Genovese and Don Calogero were old friends, and they used their official positions to establish one of the largest
black market operations in all of southern Italy. Don Calogero sent enormous
truck caravans loaded with all the basic food commodities necessary for the
Italian diet rolling northward to hungry Naples, where their cargoes were
distributed by Genovese’s organization (29) All of the
trucks were issued passes and export papers by the AMGOT administration in
Naples and Sicily, and some corrupt American army officers even made
contributions of gasoline and trucks to the operation.

In exchange for
these favors, Don Calogero became one of the major supporters of the Sicilian
Independence Movement, which was enjoying the covert support of the OSS. As
Italy veered to the left in 1943-1944, the American military became alarmed
about their future position in Italy and felt that the island’s naval bases and
strategic location in the Mediterranean might provide a possible future
counterbalance to a Communist mainland. (30)
Don Calogero supported this separatist
movement by recruiting most of western Sicily’s mountain bandits for its
volunteer army, but quietly abandoned it shortly after the OSS dropped it in
1945.

Don Calogero
rendered other services to the anti-Communist effort by breaking up leftist
political rallies.
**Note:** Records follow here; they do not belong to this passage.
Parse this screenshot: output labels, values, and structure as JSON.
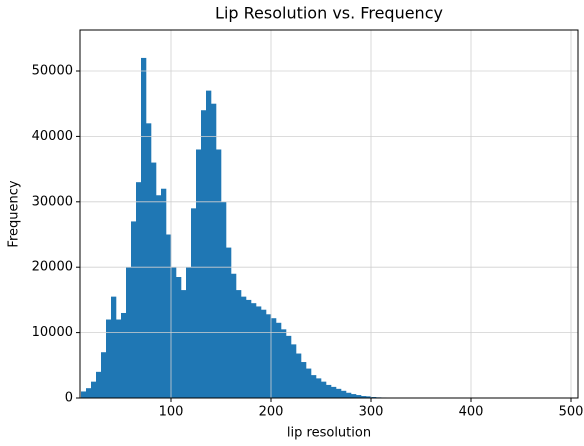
{
  "chart_data": {
    "type": "histogram",
    "title": "Lip Resolution vs. Frequency",
    "x_label": "lip resolution",
    "y_label": "Frequency",
    "bins": [
      10,
      15,
      20,
      25,
      30,
      35,
      40,
      45,
      50,
      55,
      60,
      65,
      70,
      75,
      80,
      85,
      90,
      95,
      100,
      105,
      110,
      115,
      120,
      125,
      130,
      135,
      140,
      145,
      150,
      155,
      160,
      165,
      170,
      175,
      180,
      185,
      190,
      195,
      200,
      205,
      210,
      215,
      220,
      225,
      230,
      235,
      240,
      245,
      250,
      255,
      260,
      265,
      270,
      275,
      280,
      285,
      290,
      295,
      300,
      305,
      310,
      315,
      320
    ],
    "values": [
      1000,
      1500,
      2500,
      4000,
      7000,
      12000,
      15500,
      12000,
      13000,
      20000,
      27000,
      33000,
      52000,
      42000,
      36000,
      31000,
      32000,
      25000,
      20000,
      18500,
      16500,
      20000,
      29000,
      38000,
      44000,
      47000,
      45000,
      38000,
      30000,
      23000,
      19000,
      16500,
      15500,
      15000,
      14500,
      14000,
      13500,
      12800,
      12200,
      11500,
      10500,
      9500,
      8200,
      6800,
      5500,
      4500,
      3500,
      3000,
      2500,
      2000,
      1700,
      1400,
      1100,
      800,
      600,
      450,
      300,
      250,
      150,
      100,
      80,
      50
    ],
    "color": "#1f77b4",
    "xlim": [
      9,
      507
    ],
    "ylim": [
      0,
      56270
    ],
    "xticks": [
      100,
      200,
      300,
      400,
      500
    ],
    "yticks": [
      0,
      10000,
      20000,
      30000,
      40000,
      50000
    ],
    "grid": true
  }
}
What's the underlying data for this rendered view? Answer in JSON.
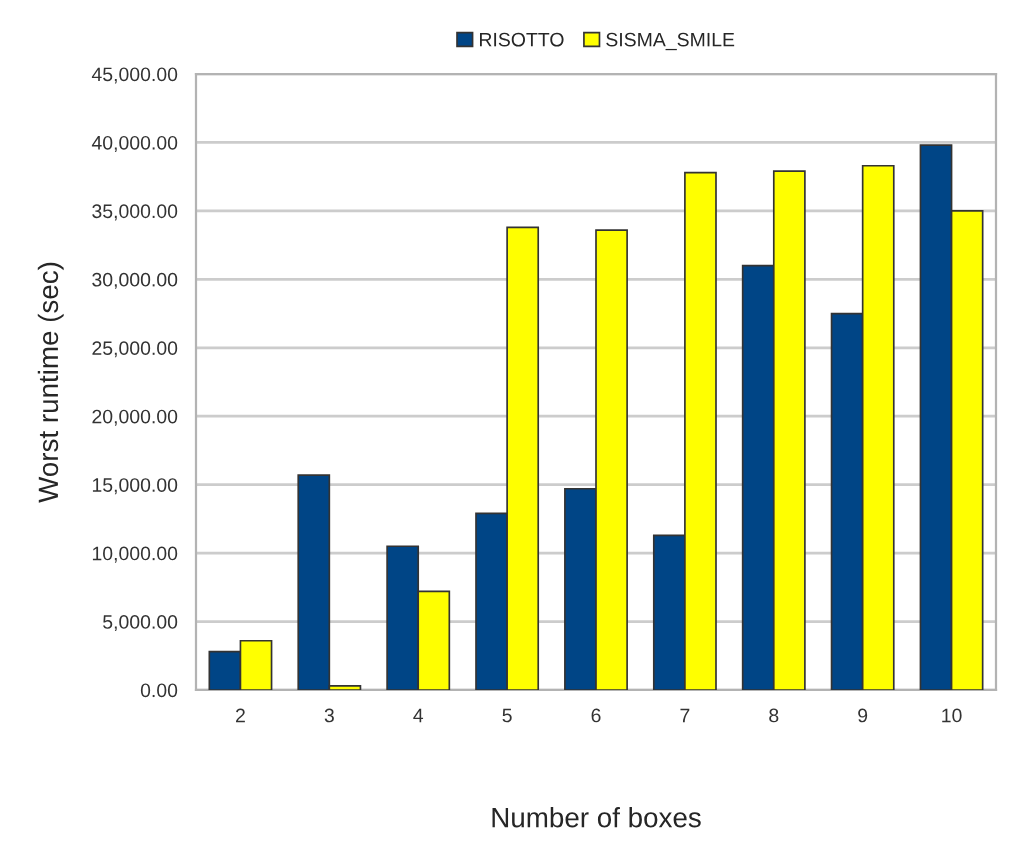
{
  "chart_data": {
    "type": "bar",
    "xlabel": "Number of boxes",
    "ylabel": "Worst runtime (sec)",
    "categories": [
      "2",
      "3",
      "4",
      "5",
      "6",
      "7",
      "8",
      "9",
      "10"
    ],
    "series": [
      {
        "name": "RISOTTO",
        "color": "#004586",
        "values": [
          2800,
          15700,
          10500,
          12900,
          14700,
          11300,
          31000,
          27500,
          39800
        ]
      },
      {
        "name": "SISMA_SMILE",
        "color": "#ffff00",
        "values": [
          3600,
          300,
          7200,
          33800,
          33600,
          37800,
          37900,
          38300,
          35000
        ]
      }
    ],
    "ylim": [
      0,
      45000
    ],
    "yticks": [
      {
        "value": 0,
        "label": "0.00"
      },
      {
        "value": 5000,
        "label": "5,000.00"
      },
      {
        "value": 10000,
        "label": "10,000.00"
      },
      {
        "value": 15000,
        "label": "15,000.00"
      },
      {
        "value": 20000,
        "label": "20,000.00"
      },
      {
        "value": 25000,
        "label": "25,000.00"
      },
      {
        "value": 30000,
        "label": "30,000.00"
      },
      {
        "value": 35000,
        "label": "35,000.00"
      },
      {
        "value": 40000,
        "label": "40,000.00"
      },
      {
        "value": 45000,
        "label": "45,000.00"
      }
    ],
    "grid": "y",
    "legend": "top"
  }
}
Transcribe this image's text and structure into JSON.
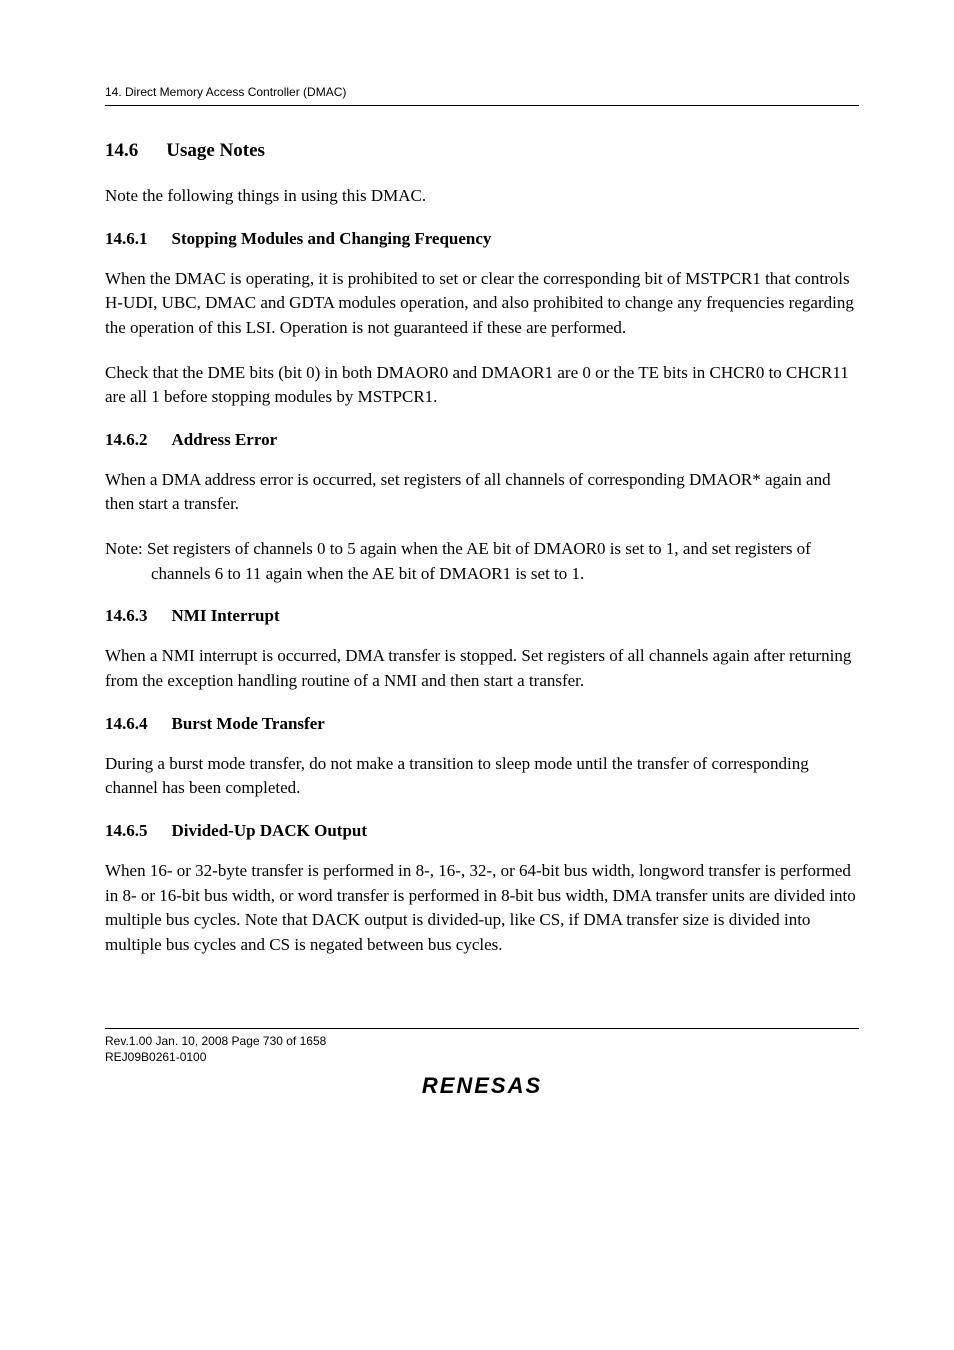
{
  "runningHead": "14.   Direct Memory Access Controller (DMAC)",
  "section": {
    "number": "14.6",
    "title": "Usage Notes",
    "intro": "Note the following things in using this DMAC."
  },
  "subs": [
    {
      "number": "14.6.1",
      "title": "Stopping Modules and Changing Frequency",
      "paras": [
        "When the DMAC is operating, it is prohibited to set or clear the corresponding bit of MSTPCR1 that controls H-UDI, UBC, DMAC and GDTA modules operation, and also prohibited to change any frequencies regarding the operation of this LSI. Operation is not guaranteed if these are performed.",
        "Check that the DME bits (bit 0) in both DMAOR0 and DMAOR1 are 0 or the TE bits in CHCR0 to CHCR11 are all 1 before stopping modules by MSTPCR1."
      ]
    },
    {
      "number": "14.6.2",
      "title": "Address Error",
      "paras": [
        "When a DMA address error is occurred, set registers of all channels of corresponding DMAOR* again and then start a transfer."
      ],
      "note": "Note: Set registers of channels 0 to 5 again when the AE bit of DMAOR0 is set to 1, and set registers of channels 6 to 11 again when the AE bit of DMAOR1 is set to 1."
    },
    {
      "number": "14.6.3",
      "title": "NMI Interrupt",
      "paras": [
        "When a NMI interrupt is occurred, DMA transfer is stopped. Set registers of all channels again after returning from the exception handling routine of a NMI and then start a transfer."
      ]
    },
    {
      "number": "14.6.4",
      "title": "Burst Mode Transfer",
      "paras": [
        "During a burst mode transfer, do not make a transition to sleep mode until the transfer of corresponding channel has been completed."
      ]
    },
    {
      "number": "14.6.5",
      "title": "Divided-Up DACK Output",
      "paras": [
        "When 16- or 32-byte transfer is performed in 8-, 16-, 32-, or 64-bit bus width, longword transfer is performed in 8- or 16-bit bus width, or word transfer is performed in 8-bit bus width, DMA transfer units are divided into multiple bus cycles. Note that DACK output is divided-up, like CS, if DMA transfer size is divided into multiple bus cycles and CS is negated between bus cycles."
      ]
    }
  ],
  "footer": {
    "line1": "Rev.1.00  Jan. 10, 2008  Page 730 of 1658",
    "line2": "REJ09B0261-0100",
    "logo": "RENESAS"
  }
}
On September 16, 1944, for example, the Communist leader
Girolama Li Causi held a rally in Villalba that ended abruptly in a hail of
gunfire as Don Calogero’s men fired into the crowd and wounded nineteen
spectators. (31)
Michele Pantaleone, who observed the Mafia’s revival in his native
village of Villalba, described the consequences of AMGOT’s occupation policies:

By the beginning of the
Second World War, the Mafia was restricted to a few isolated and scattered
groups and could have been completely wiped out if the social problems of the
island had been dealt with . . . the Allied occupation and the subsequent slow
restoration of democracy reinstated the Mafia with its full powers, put it once
more on the way to becoming a political force, and returned to the Onorata
Societa the weapons which Fascism had snatched from it.